NASA scientists recently demonstrated the first prolonged operation of electronics in the harsh conditions found on Venus, in news which could enable new scientific missions to Earth’s closest neighbour. This would be a tremendous breakthrough, as current Venus landers find it very difficult to cope with the planet’s extreme atmospheric conditions.

The surface temperature on Venus is nearly 460°C, and the planet has a high-pressure carbon dioxide atmosphere. Because commercial electronics don’t work in this environment, the electronics on past Venus landers have been protected by thermal and pressure-resistant vessels. These vessels only last a few hours, and they add substantial mass and expense to a mission.

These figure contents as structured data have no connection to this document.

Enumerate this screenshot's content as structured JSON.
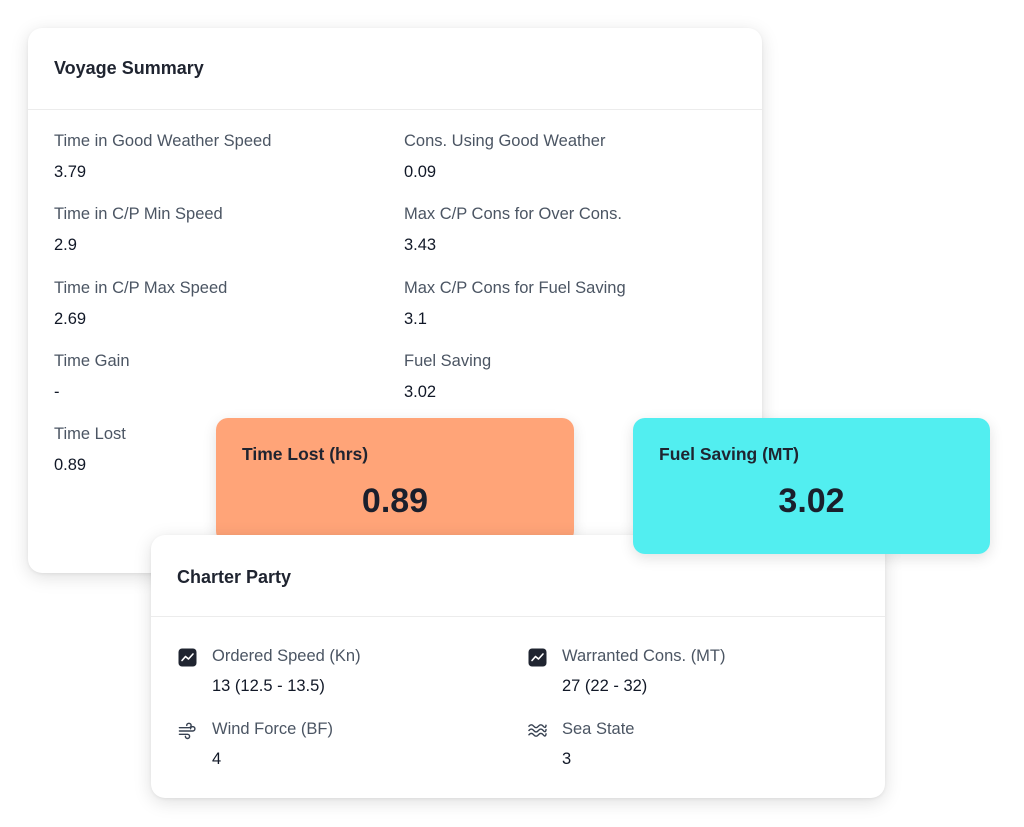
{
  "voyage_summary": {
    "title": "Voyage Summary",
    "fields": [
      {
        "label": "Time in Good Weather Speed",
        "value": "3.79"
      },
      {
        "label": "Cons. Using Good Weather",
        "value": "0.09"
      },
      {
        "label": "Time in C/P Min Speed",
        "value": "2.9"
      },
      {
        "label": "Max C/P Cons for Over Cons.",
        "value": "3.43"
      },
      {
        "label": "Time in C/P Max Speed",
        "value": "2.69"
      },
      {
        "label": "Max C/P Cons for Fuel Saving",
        "value": "3.1"
      },
      {
        "label": "Time Gain",
        "value": "-"
      },
      {
        "label": "Fuel Saving",
        "value": "3.02"
      },
      {
        "label": "Time Lost",
        "value": "0.89"
      }
    ]
  },
  "stats": {
    "time_lost": {
      "label": "Time Lost (hrs)",
      "value": "0.89",
      "color": "#ffa478"
    },
    "fuel_saving": {
      "label": "Fuel Saving (MT)",
      "value": "3.02",
      "color": "#52eef0"
    }
  },
  "charter_party": {
    "title": "Charter Party",
    "fields": [
      {
        "icon": "trend-chart-icon",
        "label": "Ordered Speed (Kn)",
        "value": "13 (12.5 - 13.5)"
      },
      {
        "icon": "trend-chart-icon",
        "label": "Warranted Cons. (MT)",
        "value": "27 (22 - 32)"
      },
      {
        "icon": "wind-icon",
        "label": "Wind Force (BF)",
        "value": "4"
      },
      {
        "icon": "waves-icon",
        "label": "Sea State",
        "value": "3"
      }
    ]
  }
}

To overcome these challenges, scientists at NASA’s Glenn Research Center developed and implemented extremely durable silicon carbide semiconductor integrated circuits (ICs), based on circuits originally designed to operate in hot regions of fuel-efficient aircraft engines. The scientists electrically tested two of these ICs in the Glenn Extreme Environments Rig (GEER), which can precisely simulate the conditions expected on Venus’s surface.

The circuits were found to withstand the Venus surface temperature and atmospheric conditions for 521 hours, operating more than 100 times longer than previously demonstrated Venus mission electronics. The results of the study have been published in the journal AIP Advances.

“We demonstrated vastly longer electrical operation with chips directly exposed — no cooling and no protective chip packaging — to a high-fidelity physical and chemical reproduction of Venus’s surface atmosphere,” said Phil Neudeck, lead electronics engineer on the study. “And both integrated circuits still worked after the end of the test.

“With further technology development, such electronics could drastically improve Venus lander designs and mission concepts, enabling the first long-duration missions to the surface of Venus.”